The article, that he speaks about, was published in the Wall Street Journal under the title Red All Over and is available online. The is a response in the Slate considering the Steven Rattner’s Newspaper Ballet.
In short, it’s not the need for profits that’s changed — that’s older than Adam Smith — it’s the ability of newspapers to generate those profits.
Not-for-profit status might be one possibility. Instead of having billionaire moguls as proprietors, we could try to turn them into philanthropists who found nonprofit organizations to buy and operate their local papers. At least one such example exists: the St. Petersburg Times, owned by the Poynter Foundation as a result of a bequest by Nelson Poynter.
Purchasing major newspapers would be costly and perhaps impractical, so a hybrid model may make more sense. We could create a pool of money (possibly from a license fee similar to how the BBC is funded). News organizations with an expensive but important project in mind could apply for funding, much the way producers in the public television world have for the last 40 years. Philanthropy could also play a role here, as Joan Kroc did when she left NPR a $200 million kitty.
We’ve had experience in the past — the New York City subways come to mind — with businesses that began as conventional, for-profit corporations, and, for one reason or another, were later rendered unprofitable while still being viewed as essential services. It’s time to apply some creative thinking to newspapers and, for that matter, to serious journalism in other media. Then we need to convince Americans that they should pay attention to it — and pay for it.
While Slate argues:
Rather than telling his patient to take some very strong medicine or change its rotten business habits, he concludes that the case is hopeless and that “perhaps it’s time to think about new models for the news business.”

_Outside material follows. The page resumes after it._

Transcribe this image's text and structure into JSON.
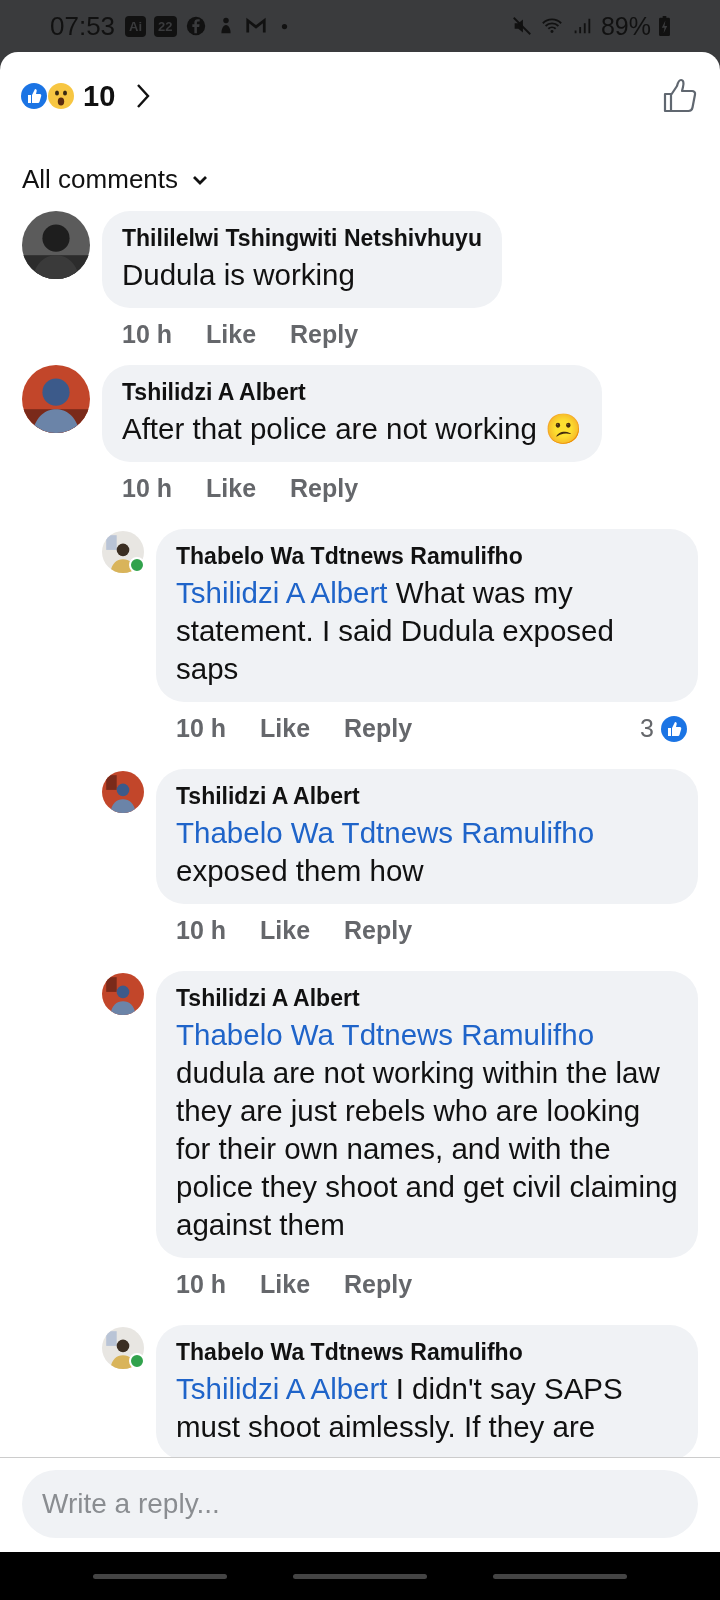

Many others, especially the “gurus” of the New Media consider it an article of faith that the issue is simply the dinosaurs unable to part with their huge and hugely expensive printing presses versus the new, digital, “light” media. Their argument is very strong and I subscribe to many parts of it. Very often, however, I find that their strengths in “the vision thing” are matched by total unsustainability as a business project.
The essential truth is, that there is not one model of financing the news media, just as there is not one way of doing them. Whoever comes up with a way that works for a specific media and situation, allows good reporting and protects journalistic integrity, is spot on.